Label: Vertigo Records
Released: 2nd August 2019
Rating: ★★★
As the only band on the planet who can top festival line-ups across Europe and land themselves on bills supporting bands as soul-crushingly heavy as Slipknot and Behemoth while playing a brand of punk-tinged outlaw-driven rockabilly, Volbeat have built themselves a reputation as a band who deliver their shtick on all fronts. On their seventh album, they’ve stuck to their guns, delivering another fourteen rounds of their chorus-chanting, hook-heavy punk-n-roll rockabilly.
Opener ‘Last Day Under The Sun’ welcomes the return of long-time collaborator and backing vocalist Mia Maja, driving home jangly alt-rock riffs with a teatime festival-ready chorus delivered with precision by frontman Michael Poulsen’s distinguishable vocal. Follow-up ‘Pelvis On Fire’ dials the punk elements up a touch, allowing guitarist Rob Caggiano to bring his Anthrax-laden past to the fore once more. Repeating these one-two punches throughout the album, Volbeat sound like a band sound-tracking their ability to play live, they’re only writing records to give them a reason to keep the tour bus engine running.

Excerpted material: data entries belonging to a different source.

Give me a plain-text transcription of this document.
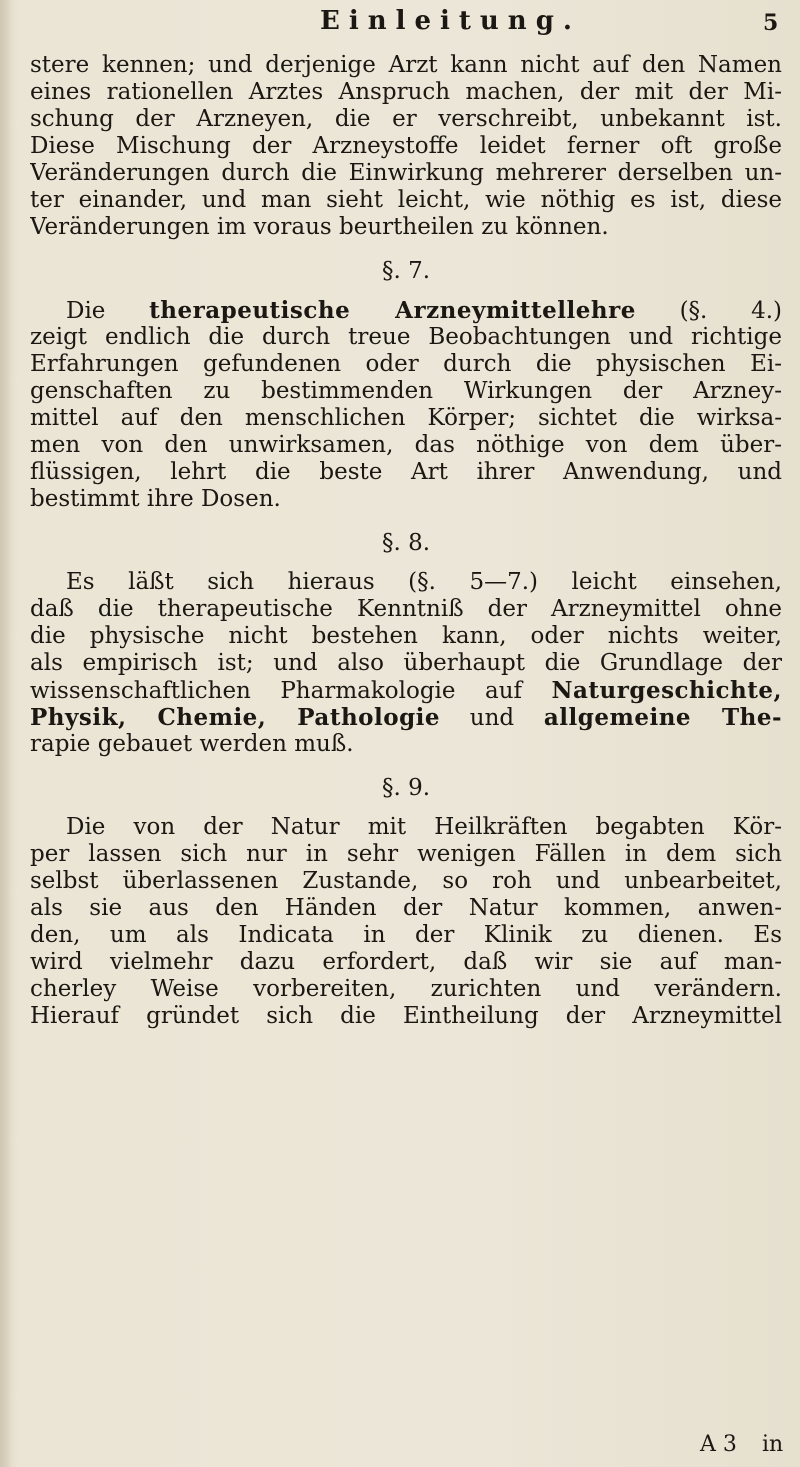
Einleitung.	5
stere kennen; und derjenige Arzt kann nicht auf den Namen
eines rationellen Arztes Anspruch machen, der mit der Mi-
schung der Arzneyen, die er verschreibt, unbekannt ist.
Diese Mischung der Arzneystoffe leidet ferner oft große
Veränderungen durch die Einwirkung mehrerer derselben un-
ter einander, und man sieht leicht, wie nöthig es ist, diese
Veränderungen im voraus beurtheilen zu können.
§. 7.
Die therapeutische Arzneymittellehre (§. 4.)
zeigt endlich die durch treue Beobachtungen und richtige
Erfahrungen gefundenen oder durch die physischen Ei-
genschaften zu bestimmenden Wirkungen der Arzney-
mittel auf den menschlichen Körper; sichtet die wirksa-
men von den unwirksamen, das nöthige von dem über-
flüssigen, lehrt die beste Art ihrer Anwendung, und
bestimmt ihre Dosen.
§. 8.
Es läßt sich hieraus (§. 5—7.) leicht einsehen,
daß die therapeutische Kenntniß der Arzneymittel ohne
die physische nicht bestehen kann, oder nichts weiter,
als empirisch ist; und also überhaupt die Grundlage der
wissenschaftlichen Pharmakologie auf Naturgeschichte,
Physik, Chemie, Pathologie und allgemeine The-
rapie gebauet werden muß.
§. 9.
Die von der Natur mit Heilkräften begabten Kör-
per lassen sich nur in sehr wenigen Fällen in dem sich
selbst überlassenen Zustande, so roh und unbearbeitet,
als sie aus den Händen der Natur kommen, anwen-
den, um als Indicata in der Klinik zu dienen. Es
wird vielmehr dazu erfordert, daß wir sie auf man-
cherley Weise vorbereiten, zurichten und verändern.
Hierauf gründet sich die Eintheilung der Arzneymittel
A 3 in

Clutch’s Neil Fallon and Slayer’s Gary Holt join proceedings on ‘Die To Live’ and ‘Cheapside Sloggers’ respectively, the former bringing his raspy, bluesy growl to the rockabilly party while the latter fires up a batch of stinging solos. Elsewhere, Mia Maja adds a desperately-needed injection of life to proceedings, particularly on the modern-day power-ballad stylings of ‘Cloud 9’ which becomes dreamlike in her presence.
On an album inspired once more by the life and lyrics of Johnny Cash and conceptually crafted around the ideas of immortality and innocence, and the hollowness of the pursuit for perfection; Volbeat sound as if they’re having the musical time of their lives, and yet it’s not quite enough to separate the songs from sounding like their predecessors, which holds it back somewhat.
‘Rewind, Replay, Rebound’ is Volbeat hitting a fork in the middle-of-the-road; they sound as good as ever their catalogue is blurring into one big rockabilly dance-off rather than a set of standout songs.